Lorsque Sigmundur Davíð Gunnlaugsson a fait son entrée sur la scène politique en tant que leader du Parti progressif, nombreux ont été ceux à l'accueillir d'un rire incrédule, moi comprise. « On ne peut pas se faire élire en sortant des sottises nationalistes et d'autres bêtises à tout-va, pensions-nous. Tout le monde peut voir clair dans ce manège. La démocratie compte pour les gens. Nous voulons quelqu'un qui sache au moins bien se tenir (haha). »

Le leader du parti indépendantiste, Bjarni Benediktsson, semblait plus menaçant. Bien que maladroit, louche dans ses affaires et pas vraiment charismatique, il avait au moins l'avantage d'être un bel homme, visiblement moins déséquilibré que Sigmundur et, qui plus est, issu d'une famille perçue par beaucoup comme les dirigeants naturels du pays.

Nous avons arrêtés de rire quand ils ont tous les deux commencé à monter en puissance. Il est alors devenu évident que les gens croyaient vraiment Sigmundur et ses promesses bizarres de leur donner de l'argent (ha!) sous la forme de petites réductions contractées grâce à leurs emprunts immobiliers. Peu importe ceux qui ne possèdent aucune propriété et qui doivent se débrouiller seuls dans un marché locatif qui va à vau-l'eau. Jamais je n'aurais imaginé voir des bourrins aussi incompétents mentir pour arriver au pouvoir, pour ensuite l'exercer de manière si flagrante contre le peuple et seulement au service des plus riches.

Comment cela a t-il pu arriver ? L'Islande a été rudement malmenée par la crise financière. Les gens étaient confus, en colère, mais surtout effrayés. Peut-être que lorsque nous avons peur, un besoin naturel nous fait préférer un « dirigeant fort » (entendez par là un sociopathe) afin qu'il nous protège par tous les moyens possibles ? Peut-être ce n'est là qu'une réaction purement humaine et le seul remède serait d'arrêter d'être si inquiet (tout va bien, tout ira bien).

Après les élections en mai 2013, tous les paris étaient ouverts. Les deux partis au pouvoir n'ont pas perdu un instant pour ponctionner les aides sociales, l'éducation, les arts ainsi que tous les autres services que les gens attendent en retour des impôts qu'ils payent.

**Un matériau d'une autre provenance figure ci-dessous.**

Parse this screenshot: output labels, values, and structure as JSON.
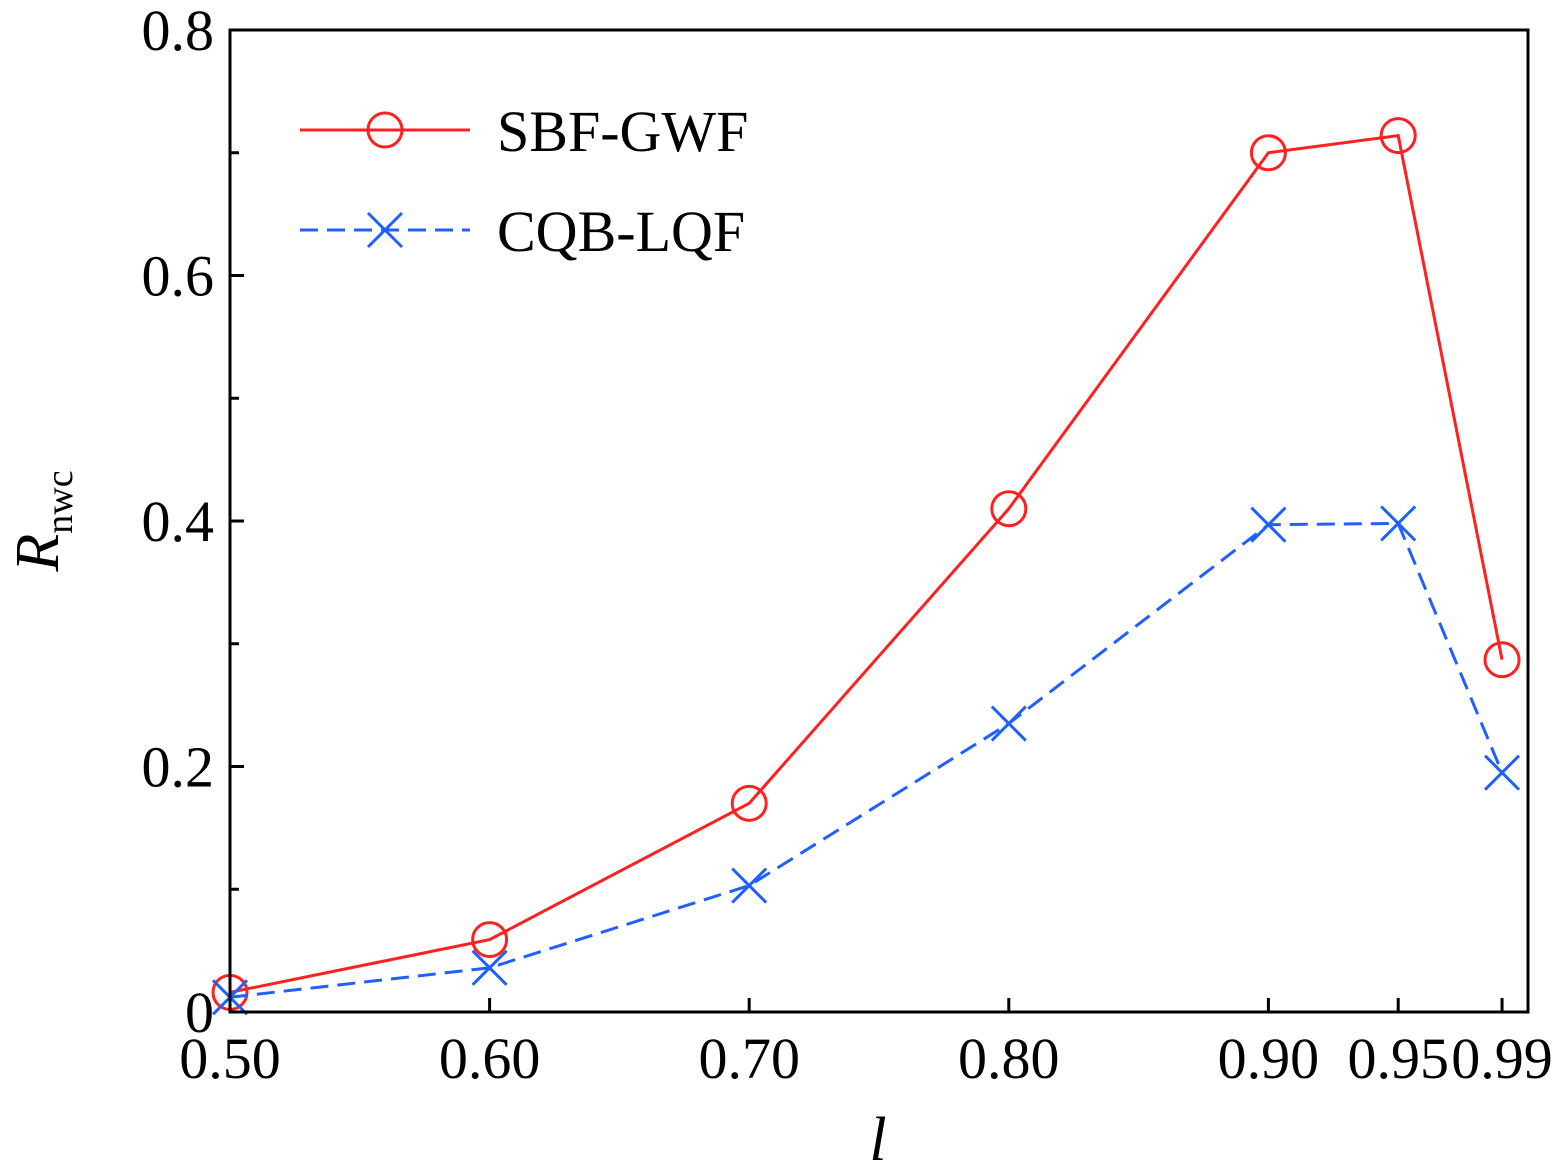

L'argent est tombé dans les poches toujours plus profondes des riches. C'était clair pour tout le monde, sauf pour ceux qui refusaient d'admettre que les dernières élections avaient été une erreur. Nous, en tant que pays, nous nous sommes retrouvés pris en otage par des bandits. Ce que les gens n'ont pas réalisé, c'est que l'on pouvait retrouver le contenu de ces poches jusque dans les Caraïbes. (L'ironie du sort c'est qu'aujourd'hui les gens comptent sur un Parti pirate pour sauver le monde)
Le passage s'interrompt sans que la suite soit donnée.